Bench Memos

Idiotic Claims for Scalia’s Recusal in Marriage Cases

In another bout of ASDS (Anti-Scalia Derangement Syndrome), some folks on the Left are insisting that Justice Scalia should recuse himself from the marriage cases—and even be impeached—because of his recent Princeton remarks in which, in response to a question, he explained the reasoning of his 2003 dissent in Lawrence v. Texas.

I was surprised last week to run across this article entitled “Should Scalia step aside in gay marriage cases?” I was pleased, though, to discover that Alison Frankel, the author of the article, fairly presented the right answer: “I put the question to six prominent Supreme Court litigators. They were unanimous: There’s no reason whatsoever for Scalia to recuse himself from the gay marriage cases the court has agreed to review.” As law professor Alan Morrison states, “You can’t recuse somebody because they’ve expressed prior views in judicial opinions.” It follows, as Morrison recognizes, that a justice isn’t obligated to recuse himself for explaining the views that he has expressed in previous opinions.

That simple point hasn’t stopped the crazies. Law professor David R. Dow, whose poor reading comprehension evidently matches his poor reasoning ability, falsely claims that Scalia “said homosexuality is immoral in the same way that murder is immoral.” The article that Dow links to doesn’t support his claim.
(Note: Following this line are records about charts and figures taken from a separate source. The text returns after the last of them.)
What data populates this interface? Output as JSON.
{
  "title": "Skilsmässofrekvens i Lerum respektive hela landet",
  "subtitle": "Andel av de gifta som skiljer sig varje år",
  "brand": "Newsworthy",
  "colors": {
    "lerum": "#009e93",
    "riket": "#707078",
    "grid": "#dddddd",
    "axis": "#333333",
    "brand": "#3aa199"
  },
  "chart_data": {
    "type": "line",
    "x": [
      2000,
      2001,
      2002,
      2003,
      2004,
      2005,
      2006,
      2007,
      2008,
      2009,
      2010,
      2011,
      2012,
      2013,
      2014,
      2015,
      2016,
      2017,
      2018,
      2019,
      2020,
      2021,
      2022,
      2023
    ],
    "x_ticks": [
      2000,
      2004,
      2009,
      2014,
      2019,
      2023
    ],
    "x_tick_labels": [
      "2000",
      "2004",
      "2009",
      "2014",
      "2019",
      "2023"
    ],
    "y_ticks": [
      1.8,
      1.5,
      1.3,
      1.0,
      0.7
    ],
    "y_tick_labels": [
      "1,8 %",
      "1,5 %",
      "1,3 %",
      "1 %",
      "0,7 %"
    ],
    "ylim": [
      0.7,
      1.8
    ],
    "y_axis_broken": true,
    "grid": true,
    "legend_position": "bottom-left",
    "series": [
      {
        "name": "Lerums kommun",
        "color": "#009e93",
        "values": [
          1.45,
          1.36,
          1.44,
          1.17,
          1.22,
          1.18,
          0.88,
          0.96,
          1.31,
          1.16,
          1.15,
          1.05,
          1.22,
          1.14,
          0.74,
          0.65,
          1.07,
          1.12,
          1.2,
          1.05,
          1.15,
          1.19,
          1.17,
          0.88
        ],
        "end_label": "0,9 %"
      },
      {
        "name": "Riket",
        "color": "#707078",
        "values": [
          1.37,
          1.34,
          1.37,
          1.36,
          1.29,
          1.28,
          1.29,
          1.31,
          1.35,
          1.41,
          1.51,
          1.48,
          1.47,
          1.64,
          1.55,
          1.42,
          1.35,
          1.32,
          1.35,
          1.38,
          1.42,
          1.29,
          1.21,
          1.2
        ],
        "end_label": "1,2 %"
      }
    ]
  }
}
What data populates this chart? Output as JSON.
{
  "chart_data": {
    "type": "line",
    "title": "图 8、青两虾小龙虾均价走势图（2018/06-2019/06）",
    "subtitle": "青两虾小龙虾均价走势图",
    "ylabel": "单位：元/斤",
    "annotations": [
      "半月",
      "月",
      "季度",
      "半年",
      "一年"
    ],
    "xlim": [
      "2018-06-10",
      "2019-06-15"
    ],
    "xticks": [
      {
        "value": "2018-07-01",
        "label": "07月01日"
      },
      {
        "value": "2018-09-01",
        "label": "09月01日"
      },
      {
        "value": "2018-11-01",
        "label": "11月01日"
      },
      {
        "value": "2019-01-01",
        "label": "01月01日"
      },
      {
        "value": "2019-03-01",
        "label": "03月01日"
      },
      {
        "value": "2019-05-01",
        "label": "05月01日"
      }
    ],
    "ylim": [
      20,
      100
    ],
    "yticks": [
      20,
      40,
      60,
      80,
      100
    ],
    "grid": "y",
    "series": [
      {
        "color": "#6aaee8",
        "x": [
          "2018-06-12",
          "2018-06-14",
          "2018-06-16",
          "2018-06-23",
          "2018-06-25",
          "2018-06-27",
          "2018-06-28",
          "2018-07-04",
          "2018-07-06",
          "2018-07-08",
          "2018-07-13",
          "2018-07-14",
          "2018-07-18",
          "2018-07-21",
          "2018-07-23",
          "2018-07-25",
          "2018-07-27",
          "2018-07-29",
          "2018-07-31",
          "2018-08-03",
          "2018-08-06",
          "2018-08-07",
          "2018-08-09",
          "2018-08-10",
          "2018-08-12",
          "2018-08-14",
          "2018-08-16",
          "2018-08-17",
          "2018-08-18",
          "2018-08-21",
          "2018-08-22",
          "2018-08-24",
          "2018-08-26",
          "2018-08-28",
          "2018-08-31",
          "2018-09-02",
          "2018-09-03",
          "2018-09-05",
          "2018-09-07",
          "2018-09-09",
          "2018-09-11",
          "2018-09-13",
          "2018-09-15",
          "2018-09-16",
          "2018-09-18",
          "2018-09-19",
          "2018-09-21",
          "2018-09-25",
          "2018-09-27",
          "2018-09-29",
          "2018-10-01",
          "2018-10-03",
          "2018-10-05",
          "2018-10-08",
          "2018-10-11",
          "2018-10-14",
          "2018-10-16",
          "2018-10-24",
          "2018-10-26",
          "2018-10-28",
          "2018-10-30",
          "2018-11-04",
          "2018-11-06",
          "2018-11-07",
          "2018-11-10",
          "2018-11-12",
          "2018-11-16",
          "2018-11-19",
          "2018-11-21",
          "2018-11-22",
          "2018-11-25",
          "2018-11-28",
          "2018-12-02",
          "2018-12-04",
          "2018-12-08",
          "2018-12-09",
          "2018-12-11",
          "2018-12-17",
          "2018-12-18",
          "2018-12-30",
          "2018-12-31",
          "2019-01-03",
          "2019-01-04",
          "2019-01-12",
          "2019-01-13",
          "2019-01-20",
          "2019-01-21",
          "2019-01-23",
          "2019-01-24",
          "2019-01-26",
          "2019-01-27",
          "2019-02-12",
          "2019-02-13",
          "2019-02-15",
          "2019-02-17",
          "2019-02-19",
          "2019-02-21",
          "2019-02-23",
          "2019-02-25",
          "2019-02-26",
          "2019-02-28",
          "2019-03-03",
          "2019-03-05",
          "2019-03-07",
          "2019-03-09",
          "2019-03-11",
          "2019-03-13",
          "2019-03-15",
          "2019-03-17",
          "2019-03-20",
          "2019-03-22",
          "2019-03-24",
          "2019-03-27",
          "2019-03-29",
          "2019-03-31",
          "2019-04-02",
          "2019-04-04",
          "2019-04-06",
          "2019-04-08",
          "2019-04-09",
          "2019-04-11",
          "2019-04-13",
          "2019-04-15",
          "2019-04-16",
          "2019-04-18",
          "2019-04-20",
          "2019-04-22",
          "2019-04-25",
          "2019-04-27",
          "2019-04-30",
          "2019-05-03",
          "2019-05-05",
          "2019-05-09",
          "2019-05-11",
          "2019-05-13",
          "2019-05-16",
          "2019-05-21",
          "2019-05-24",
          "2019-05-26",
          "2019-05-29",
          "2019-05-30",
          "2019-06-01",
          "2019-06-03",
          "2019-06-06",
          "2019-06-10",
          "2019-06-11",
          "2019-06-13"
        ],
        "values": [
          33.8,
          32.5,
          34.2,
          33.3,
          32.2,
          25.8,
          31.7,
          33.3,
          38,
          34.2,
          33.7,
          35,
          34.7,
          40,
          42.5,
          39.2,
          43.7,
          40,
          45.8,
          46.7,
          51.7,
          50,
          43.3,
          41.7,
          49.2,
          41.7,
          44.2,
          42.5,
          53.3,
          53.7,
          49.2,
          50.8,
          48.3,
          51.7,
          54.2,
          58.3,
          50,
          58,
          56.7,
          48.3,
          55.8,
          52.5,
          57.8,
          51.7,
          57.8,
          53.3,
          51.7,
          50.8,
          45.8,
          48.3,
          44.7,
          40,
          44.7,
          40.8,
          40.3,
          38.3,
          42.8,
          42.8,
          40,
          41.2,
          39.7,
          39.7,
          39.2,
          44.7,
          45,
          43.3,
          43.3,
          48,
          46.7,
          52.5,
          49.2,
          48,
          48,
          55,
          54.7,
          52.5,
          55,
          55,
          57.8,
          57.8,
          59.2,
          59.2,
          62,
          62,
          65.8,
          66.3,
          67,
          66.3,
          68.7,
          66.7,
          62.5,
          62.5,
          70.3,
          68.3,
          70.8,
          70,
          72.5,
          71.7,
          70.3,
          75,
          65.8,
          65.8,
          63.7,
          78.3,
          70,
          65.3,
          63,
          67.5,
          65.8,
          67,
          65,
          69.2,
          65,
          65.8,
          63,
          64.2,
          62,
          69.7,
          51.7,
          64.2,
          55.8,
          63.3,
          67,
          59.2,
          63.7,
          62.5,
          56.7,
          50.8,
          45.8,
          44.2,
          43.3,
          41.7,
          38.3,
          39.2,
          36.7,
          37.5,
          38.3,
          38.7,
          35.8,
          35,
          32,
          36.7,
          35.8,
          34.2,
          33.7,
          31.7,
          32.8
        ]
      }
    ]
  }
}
As Matt Franck explained more fully last week, Scalia’s point in his dissent, which he spelled out at Princeton, “was that if the operative premise of the Court’s reasoning is that the moral conviction of the community is an insufficient ground for legislation, there is no constitutional basis for a great many laws we all agree are valid, and that have no other basis than the community’s moral conviction.”

Michael Russnow and Bill Press rest their recusal claims on falsehoods akin to Dow’s. (As is often the case, I’ve relied on the indispensable How Appealing blog in learning of these inanities.)